We are given the quadratic equation

$$x^{2}+px+\frac{3p}{4}=0$$

and we are told that its roots are $$\alpha$$ and $$\beta$$ with

$$|\alpha-\beta|=\sqrt{10}.$$

Because the quadratic is monic (the coefficient of $$x^{2}$$ is $$1$$), we can immediately quote the quadratic formula. For a general quadratic

$$x^{2}+bx+c=0,$$

the discriminant is

$$\Delta=b^{2}-4c.$$

The two roots are

$$\alpha=\frac{-b+\sqrt{\Delta}}{2},\qquad \beta=\frac{-b-\sqrt{\Delta}}{2}.$$

The numerical distance between the roots is therefore

$$|\alpha-\beta|=\left|\frac{-b+\sqrt{\Delta}}{2}-\frac{-b-\sqrt{\Delta}}{2}\right| =\left|\frac{2\sqrt{\Delta}}{2}\right| =\sqrt{\Delta}.$$

So for a monic quadratic, the formula simplifies to

$$|\alpha-\beta|=\sqrt{\Delta}.$$

In our particular equation the role of $$b$$ is played by $$p$$ and the role of $$c$$ by $$\dfrac{3p}{4}$$. Hence the discriminant is

$$\Delta=p^{2}-4\left(\frac{3p}{4}\right)=p^{2}-3p.$$

Using the given magnitude of the root difference, we set

$$|\alpha-\beta|=\sqrt{10}\;\Longrightarrow\;\sqrt{\Delta}=\sqrt{10}.$$

Squaring both sides gives

$$\Delta=10.$$

Substituting the expression for $$\Delta$$, we get

$$p^{2}-3p=10.$$

Re-arranging all terms to one side:

$$p^{2}-3p-10=0.$$

This is a quadratic in $$p$$. We solve it by factoring or by the quadratic formula.

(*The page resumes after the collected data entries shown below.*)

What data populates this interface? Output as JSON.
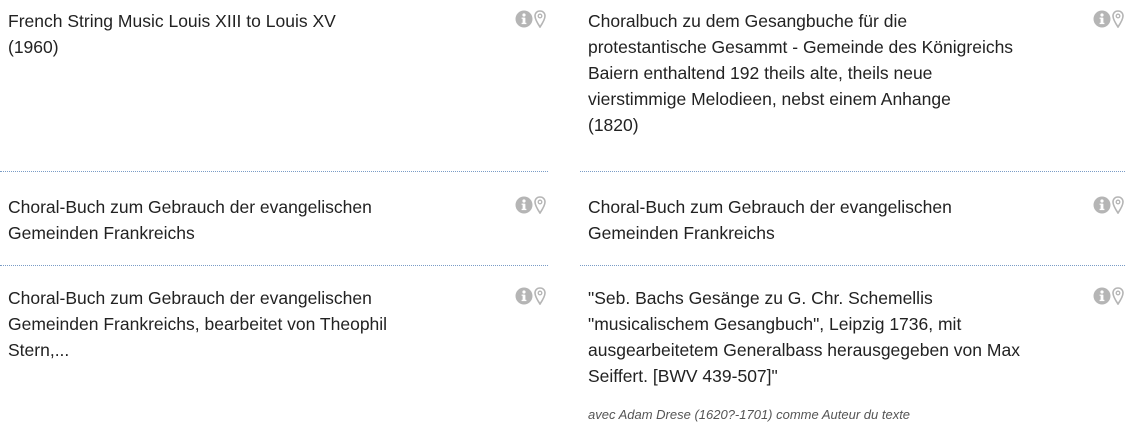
{
  "colors": {
    "text": "#222222",
    "icon": "#b5b5b5",
    "divider": "#7a9cc6",
    "subtitle": "#555555"
  },
  "results": {
    "left": [
      {
        "title_lines": [
          "French String Music Louis XIII to Louis XV",
          "(1960)"
        ],
        "icons": [
          "info-icon",
          "map-pin-icon"
        ]
      },
      {
        "title_lines": [
          "Choral-Buch zum Gebrauch der evangelischen",
          "Gemeinden Frankreichs"
        ],
        "icons": [
          "info-icon",
          "map-pin-icon"
        ]
      },
      {
        "title_lines": [
          "Choral-Buch zum Gebrauch der evangelischen",
          "Gemeinden Frankreichs, bearbeitet von Theophil",
          "Stern,..."
        ],
        "icons": [
          "info-icon",
          "map-pin-icon"
        ]
      }
    ],
    "right": [
      {
        "title_lines": [
          "Choralbuch zu dem Gesangbuche für die",
          "protestantische Gesammt - Gemeinde des Königreichs",
          "Baiern enthaltend 192 theils alte, theils neue",
          "vierstimmige Melodieen, nebst einem Anhange",
          "(1820)"
        ],
        "icons": [
          "info-icon",
          "map-pin-icon"
        ]
      },
      {
        "title_lines": [
          "Choral-Buch zum Gebrauch der evangelischen",
          "Gemeinden Frankreichs"
        ],
        "icons": [
          "info-icon",
          "map-pin-icon"
        ]
      },
      {
        "title_lines": [
          "\"Seb. Bachs Gesänge zu G. Chr. Schemellis",
          "\"musicalischem Gesangbuch\", Leipzig 1736, mit",
          "ausgearbeitetem Generalbass herausgegeben von Max",
          "Seiffert. [BWV 439-507]\""
        ],
        "subtitle": "avec Adam Drese (1620?-1701) comme Auteur du texte",
        "icons": [
          "info-icon",
          "map-pin-icon"
        ]
      }
    ]
  }
}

Using the quadratic formula

$$p=\frac{3\pm\sqrt{(-3)^{2}-4(1)(-10)}}{2\cdot1} =\frac{3\pm\sqrt{9+40}}{2} =\frac{3\pm\sqrt{49}}{2} =\frac{3\pm7}{2}.$$

This yields two values:

$$p=\frac{3+7}{2}=5,\qquad p=\frac{3-7}{2}=-2.$$

Thus the parameter $$p$$ can take the values $$-2$$ or $$5$$, i.e.

$$p\in\{-2,\,5\}.$$

Comparing with the given options, we see that this set corresponds exactly to Option C.

Hence, the correct answer is Option C.